Parrillada o Regato
AtrásUbicado en la Rúa da Ponte en Canaval, Lugo, la Parrillada o Regato fue durante años un punto de referencia para quienes buscaban una experiencia culinaria auténtica y sin pretensiones. Este establecimiento, un clásico restaurante de carretera, ha cesado su actividad de forma permanente, pero su recuerdo persiste entre los muchos comensales que pasaron por sus mesas. Su propuesta se centraba en la cocina tradicional gallega, con un claro protagonismo de las carnes a la brasa, lo que le valió una notable reputación en la zona.
El principal atractivo del local era, sin duda, su parrillada de carne. Los clientes destacaban con frecuencia la calidad y el sabor del churrasco, a menudo calificado como excepcional. Las raciones, descritas por muchos como generosas y abundantes, representaban el espíritu de la comida casera gallega: platos contundentes pensados para satisfacer. Además del churrasco mixto, que era una de las peticiones más recurrentes, otros platos como las zamburiñas también recibían elogios, consolidando la imagen de un lugar con buen producto y una sazón acertada. El competitivo precio, con menciones a un menú del día por unos 11 euros, lo convertía en una opción muy popular tanto para trabajadores de la zona como para viajeros.
Instalaciones y Ambiente: Entre lo 'Enxebre' y lo Descuidado
El ambiente de la Parrillada o Regato era otro de sus rasgos definitorios. Calificado con el término gallego "enxebre", evocaba una sensación de autenticidad y tradición. Era un negocio familiar, de trato cercano, que muchos describían como "muy de andar por casa". Esta atmósfera informal era parte de su encanto. El espacio físico, aunque modesto, ofrecía comodidades prácticas que eran muy valoradas. Disponía de un amplio aparcamiento rodeado de árboles, permitiendo a los clientes dejar sus vehículos a la sombra, un detalle especialmente agradecido en verano. Además, contaba con un restaurante con terraza exterior cubierta, ideal para disfrutar de la comida al aire libre cuando el tiempo acompañaba.
Sin embargo, esta rusticidad no era del agrado de todos. Mientras algunos veían encanto en su sencillez, otros percibían una falta de mantenimiento. La fachada, descrita como "nada cuidada", y el edificio en general, que mostraba el paso de los años, generaban una primera impresión que no siempre era positiva. Este contraste de opiniones refleja una realidad común en muchos establecimientos tradicionales: lo que para unos es auténtico, para otros puede parecer anticuado o incluso descuidado.
Luces y Sombras en el Servicio y la Oferta Gastronómica
El servicio en Parrillada o Regato generaba opiniones polarizadas. Una parte importante de la clientela recordará al personal por su amabilidad y atención. Comentarios sobre camareros "súper amables" y un trato espectacular eran habituales, contribuyendo a una experiencia positiva y a las ganas de repetir. La sensación de ser bien recibido en un ambiente familiar era un pilar fundamental de su éxito.
No obstante, existían críticas significativas que apuntaban a una falta de consistencia. Algunos clientes reportaron una atención "muy dispersa", que deslucía la experiencia global. El punto más problemático, y una queja recurrente, era la ausencia de una carta física con precios. Esta práctica obligaba a los comensales a pedir fiándose de las recomendaciones del personal, generando una notable incertidumbre a la hora de pagar. Varios testimonios reflejan la sensación de que "te cobran lo que vean", una percepción muy negativa para cualquier negocio de hostelería que busca generar confianza.

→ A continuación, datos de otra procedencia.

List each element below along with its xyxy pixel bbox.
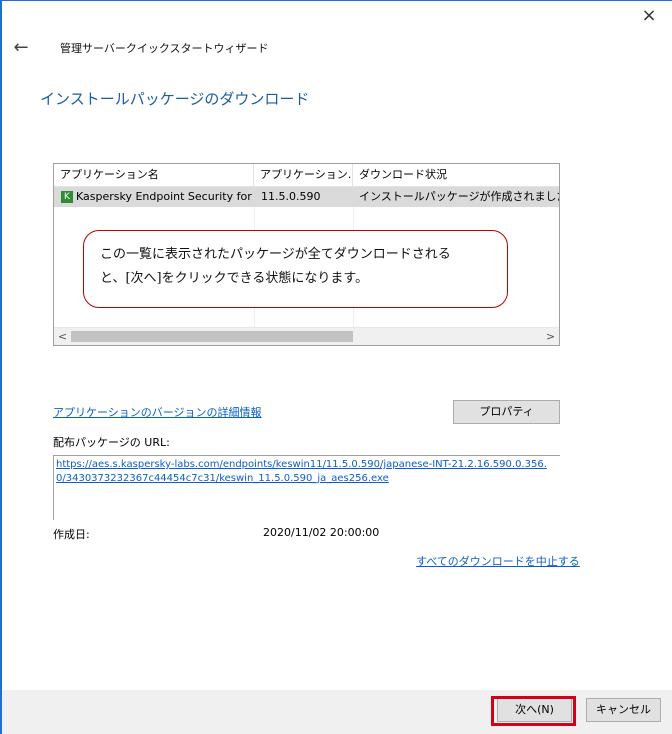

Calidad Desigual en la Cocina
Aunque la parrilla era su punto fuerte, no todos los platos mantenían el mismo nivel de calidad. Hubo críticas puntuales pero directas a elaboraciones específicas, como unas anguilas que fueron servidas poco hechas y con exceso de aceite. Incluso el plato estrella, el churrasco, no estaba exento de críticas, con algún cliente señalando que la ración para dos personas resultó ser escasa, una observación que choca directamente con las múltiples alabanzas a sus porciones abundantes. Estas inconsistencias sugieren que, si bien el restaurante era capaz de ofrecer comidas memorables, la experiencia podía variar considerablemente dependiendo del día o del plato elegido.
Parrillada o Regato fue un establecimiento de contrastes. Un lugar donde comer un excelente churrasco a buen precio, en un ambiente rústico y familiar, pero que también presentaba deficiencias en la transparencia de sus precios y en la consistencia de su servicio y cocina. Aunque sus puertas ya no estén abiertas, su historia ofrece un fiel reflejo de la hostelería de carretera: un equilibrio entre la calidez de la comida casera y los desafíos de la gestión y la regularidad en la calidad.